ET AUX MOTIFS ADOPTES QUE M. Q... conteste son licenciement pour inaptitude aux motifs que la lettre de licenciement n'est pas suffisamment motivée, car elle ne comporte pas la mention de l'impossibilité de reclassement et que, d'autre part, son employeur n'a pas satisfait à son obligation de reclassement par le biais d'une recherche active et personnalisée ; que la lettre de licenciement pour inaptitude au poste rappelle dans son deuxième paragraphe les préconisations du médecin du travail sur la possibilité uniquement d'un emploi au domicile et sur le troisième paragraphe, fait état d'une impossibilité à trouver un emploi à domicile, le conseil considère que la lettre de licenciement est suffisamment motivée et que cette contestation de M. Q... est inopérante ; que l'employeur a bien consulté les sociétés du groupe en mentionnant que seul un emploi à domicile pouvait être envisagé ; qu'il a pris le temps nécessaire, environ un mois entre l'avis d'inaptitude et le licenciement ; qu'il produit aux débats tous les registres du personnel permettant au conseil de vérifier qu'il n'y avait pas de poste disponible ; qu'en l'espèce, le conseil considère que l'employeur a rempli loyalement son obligation de recherche de reclassement qui est une obligation de moyen et non de résultat ; qu'en conséquence, le conseil considère que le licenciement pour inaptitude de M. Q... est régulier et il ne sera pas fait droit à sa demande de dommages-intérêts pour licenciement sans cause réelle et sérieuse ainsi qu'aux demandes y afférentes ;

1°) ALORS QUE ne constitue pas l'énoncé d'un motif précis de licenciement l'inaptitude physique du salarié, sans mention de l'impossibilité de reclassement ; qu'en jugeant le licenciement justifié, quand elle constatait que la lettre de licenciement « ne mentionne pas expressément une impossibilité de reclassement », la cour d'appel a violé les articles L. 1232-6 et L. 1226-2 du code du travail ;

2°) ET ALORS QUE l'employeur est tenu de rechercher une possibilité de reclassement du salarié déclaré inapte par le médecin du travail, au besoin par la mise en oeuvre de mesures telles que mutations, transformations de postes de travail ou aménagement du temps de travail ; qu'en retenant que l'employeur ne disposait pas d'emploi pouvant être exercé à domicile, pour dire qu'il n'avait pas manqué à son obligation de reclassement, sans vérifier si l'employeur avait tenté de pourvoir au reclassement de M. Q..., au besoin par la mise en oeuvre de mesures telles que mutations, transformations de postes de travail ou aménagement du temps de travail, la cour d'appel a privé sa décision de toute base légale au regard de l'article L. 1226-2 du code du travail.
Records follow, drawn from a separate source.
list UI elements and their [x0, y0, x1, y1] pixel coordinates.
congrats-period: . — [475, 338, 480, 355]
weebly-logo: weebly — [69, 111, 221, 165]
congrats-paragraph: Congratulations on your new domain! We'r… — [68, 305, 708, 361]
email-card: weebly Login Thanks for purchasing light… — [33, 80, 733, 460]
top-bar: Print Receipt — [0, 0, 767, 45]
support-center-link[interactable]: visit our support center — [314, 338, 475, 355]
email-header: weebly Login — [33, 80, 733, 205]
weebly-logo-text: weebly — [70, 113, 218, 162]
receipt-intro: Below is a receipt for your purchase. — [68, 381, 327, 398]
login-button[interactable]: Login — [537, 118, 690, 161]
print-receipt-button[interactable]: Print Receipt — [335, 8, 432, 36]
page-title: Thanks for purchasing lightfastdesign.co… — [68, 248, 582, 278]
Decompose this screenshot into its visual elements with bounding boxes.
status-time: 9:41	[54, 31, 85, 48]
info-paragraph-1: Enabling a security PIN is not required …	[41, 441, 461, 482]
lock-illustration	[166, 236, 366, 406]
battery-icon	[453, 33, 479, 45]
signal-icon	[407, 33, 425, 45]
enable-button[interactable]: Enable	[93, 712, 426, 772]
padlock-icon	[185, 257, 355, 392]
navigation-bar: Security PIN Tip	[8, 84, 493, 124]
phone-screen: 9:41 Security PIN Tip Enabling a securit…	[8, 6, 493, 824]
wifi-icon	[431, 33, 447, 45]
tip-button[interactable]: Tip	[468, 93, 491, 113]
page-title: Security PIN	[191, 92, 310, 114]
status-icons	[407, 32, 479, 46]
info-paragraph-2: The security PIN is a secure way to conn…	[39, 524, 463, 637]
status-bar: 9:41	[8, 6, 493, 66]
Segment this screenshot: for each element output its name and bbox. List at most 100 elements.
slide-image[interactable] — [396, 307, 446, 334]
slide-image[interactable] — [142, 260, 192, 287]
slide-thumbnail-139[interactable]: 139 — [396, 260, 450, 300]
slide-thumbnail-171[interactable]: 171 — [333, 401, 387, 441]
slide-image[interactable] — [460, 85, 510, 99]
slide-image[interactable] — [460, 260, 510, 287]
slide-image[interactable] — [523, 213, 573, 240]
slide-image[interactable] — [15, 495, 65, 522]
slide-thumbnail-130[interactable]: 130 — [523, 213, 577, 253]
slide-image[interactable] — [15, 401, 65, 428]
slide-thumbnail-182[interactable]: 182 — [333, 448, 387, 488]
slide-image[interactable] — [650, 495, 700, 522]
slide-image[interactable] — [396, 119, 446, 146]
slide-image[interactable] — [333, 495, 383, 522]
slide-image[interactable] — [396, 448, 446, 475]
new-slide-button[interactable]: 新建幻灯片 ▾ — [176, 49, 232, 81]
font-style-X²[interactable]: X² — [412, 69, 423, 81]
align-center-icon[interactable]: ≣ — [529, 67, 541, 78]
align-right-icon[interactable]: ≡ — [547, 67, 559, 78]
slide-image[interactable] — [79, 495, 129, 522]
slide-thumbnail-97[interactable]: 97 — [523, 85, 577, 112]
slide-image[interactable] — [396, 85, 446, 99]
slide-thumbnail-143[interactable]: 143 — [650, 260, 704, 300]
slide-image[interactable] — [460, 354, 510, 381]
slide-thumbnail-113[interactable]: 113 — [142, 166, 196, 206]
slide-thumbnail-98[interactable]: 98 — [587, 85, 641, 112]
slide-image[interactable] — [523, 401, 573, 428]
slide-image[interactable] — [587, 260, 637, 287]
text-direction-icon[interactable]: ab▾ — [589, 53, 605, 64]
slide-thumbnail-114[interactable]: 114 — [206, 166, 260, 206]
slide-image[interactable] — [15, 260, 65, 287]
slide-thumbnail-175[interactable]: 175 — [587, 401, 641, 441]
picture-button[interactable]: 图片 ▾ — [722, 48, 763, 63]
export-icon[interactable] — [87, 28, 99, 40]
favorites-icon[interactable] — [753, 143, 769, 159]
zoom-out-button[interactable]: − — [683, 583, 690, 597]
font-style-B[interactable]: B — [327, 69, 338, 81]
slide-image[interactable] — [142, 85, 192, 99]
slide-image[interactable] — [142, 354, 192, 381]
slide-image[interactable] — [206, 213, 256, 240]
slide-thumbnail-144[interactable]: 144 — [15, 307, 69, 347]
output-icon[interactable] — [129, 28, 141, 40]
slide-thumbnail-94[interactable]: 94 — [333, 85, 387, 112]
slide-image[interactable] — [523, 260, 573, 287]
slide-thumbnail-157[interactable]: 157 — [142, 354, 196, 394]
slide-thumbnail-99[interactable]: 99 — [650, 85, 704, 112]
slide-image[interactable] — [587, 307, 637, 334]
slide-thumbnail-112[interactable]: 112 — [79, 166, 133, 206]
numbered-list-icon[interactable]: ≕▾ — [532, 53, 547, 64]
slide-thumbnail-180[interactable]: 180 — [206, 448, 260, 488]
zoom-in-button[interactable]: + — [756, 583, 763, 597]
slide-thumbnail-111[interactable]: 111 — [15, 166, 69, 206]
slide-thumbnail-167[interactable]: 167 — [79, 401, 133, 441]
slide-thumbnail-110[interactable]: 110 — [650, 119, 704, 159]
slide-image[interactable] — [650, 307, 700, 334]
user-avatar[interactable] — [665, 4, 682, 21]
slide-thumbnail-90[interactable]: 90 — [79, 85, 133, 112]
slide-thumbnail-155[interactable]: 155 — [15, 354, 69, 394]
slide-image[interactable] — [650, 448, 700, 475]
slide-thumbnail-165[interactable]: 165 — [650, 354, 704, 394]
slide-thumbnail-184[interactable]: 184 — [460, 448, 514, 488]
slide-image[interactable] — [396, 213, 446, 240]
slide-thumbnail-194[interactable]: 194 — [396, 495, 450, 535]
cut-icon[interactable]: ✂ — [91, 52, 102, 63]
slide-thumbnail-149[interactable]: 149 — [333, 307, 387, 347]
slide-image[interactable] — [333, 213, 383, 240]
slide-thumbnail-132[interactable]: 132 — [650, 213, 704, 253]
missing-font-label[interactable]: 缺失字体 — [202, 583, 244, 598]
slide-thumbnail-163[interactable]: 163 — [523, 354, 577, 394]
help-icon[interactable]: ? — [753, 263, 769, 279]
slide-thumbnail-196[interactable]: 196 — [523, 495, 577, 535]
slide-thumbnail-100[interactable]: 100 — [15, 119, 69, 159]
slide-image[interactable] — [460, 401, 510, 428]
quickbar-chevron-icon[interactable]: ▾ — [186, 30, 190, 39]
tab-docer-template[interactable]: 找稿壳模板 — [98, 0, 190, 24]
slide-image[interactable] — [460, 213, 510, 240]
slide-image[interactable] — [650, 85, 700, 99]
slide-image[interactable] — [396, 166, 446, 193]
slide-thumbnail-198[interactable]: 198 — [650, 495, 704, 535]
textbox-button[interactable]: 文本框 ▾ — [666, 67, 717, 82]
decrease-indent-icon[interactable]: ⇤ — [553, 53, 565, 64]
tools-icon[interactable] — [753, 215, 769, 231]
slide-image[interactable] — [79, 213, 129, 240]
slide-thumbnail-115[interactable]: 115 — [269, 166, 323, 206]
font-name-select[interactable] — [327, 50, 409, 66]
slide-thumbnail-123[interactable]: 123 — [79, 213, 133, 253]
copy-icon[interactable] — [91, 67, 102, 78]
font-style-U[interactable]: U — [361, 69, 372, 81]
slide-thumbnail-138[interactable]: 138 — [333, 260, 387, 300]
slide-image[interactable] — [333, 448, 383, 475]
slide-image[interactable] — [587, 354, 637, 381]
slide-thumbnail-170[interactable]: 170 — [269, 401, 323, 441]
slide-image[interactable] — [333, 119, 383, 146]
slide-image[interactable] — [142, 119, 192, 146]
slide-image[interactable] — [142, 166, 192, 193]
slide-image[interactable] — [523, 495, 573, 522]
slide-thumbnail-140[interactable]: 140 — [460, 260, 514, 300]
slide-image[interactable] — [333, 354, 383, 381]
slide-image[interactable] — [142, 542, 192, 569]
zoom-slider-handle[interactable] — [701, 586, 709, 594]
QUATRIEME MOYEN DE CASSATION

Il est fait grief à l'arrêt attaqué d'AVOIR condamné M. Q... à payer, en remboursement des frais irrépétibles de première instance et d'appel, à la société Champagne Mobilités la somme de 1.000,00 euros et à la société Adecco la somme de 1.000,00 euros ;

AUX MOTIFS QUE le jugement sera confirmé en ce qu'il a débouté M. Q... de sa demande à ce titre et infirmé en ce qu'il a rejeté les demandes de la société Adecco et de la société Champagne Mobilités ; qu'aussi, M. Q..., compte tenu des multiples moyens et prétentions infondés développés, obligeant les parties adverses à développer une défense adaptée, il sera condamné à payer, en remboursement des frais irrépétibles de première instance et d'appel : - à la société Champagne Mobilités la somme de 1.000,00 euros ; - à la société Adecco la somme de 1.000,00 euros ;

ALORS QUE le juge est tenu de donner un fondement juridique aux condamnations qu'il prononce ; qu'en condamnant M. Q... à payer, en remboursement des frais irrépétibles de première instance et d'appel, à la société Champagne Mobilités la somme de 1.000,00 euros et à la société Adecco la somme de 1.000,00 euros, sans préciser le fondement juridique de cette condamnation, la cour d'appel a violé l'article 12 du code de procédure civile.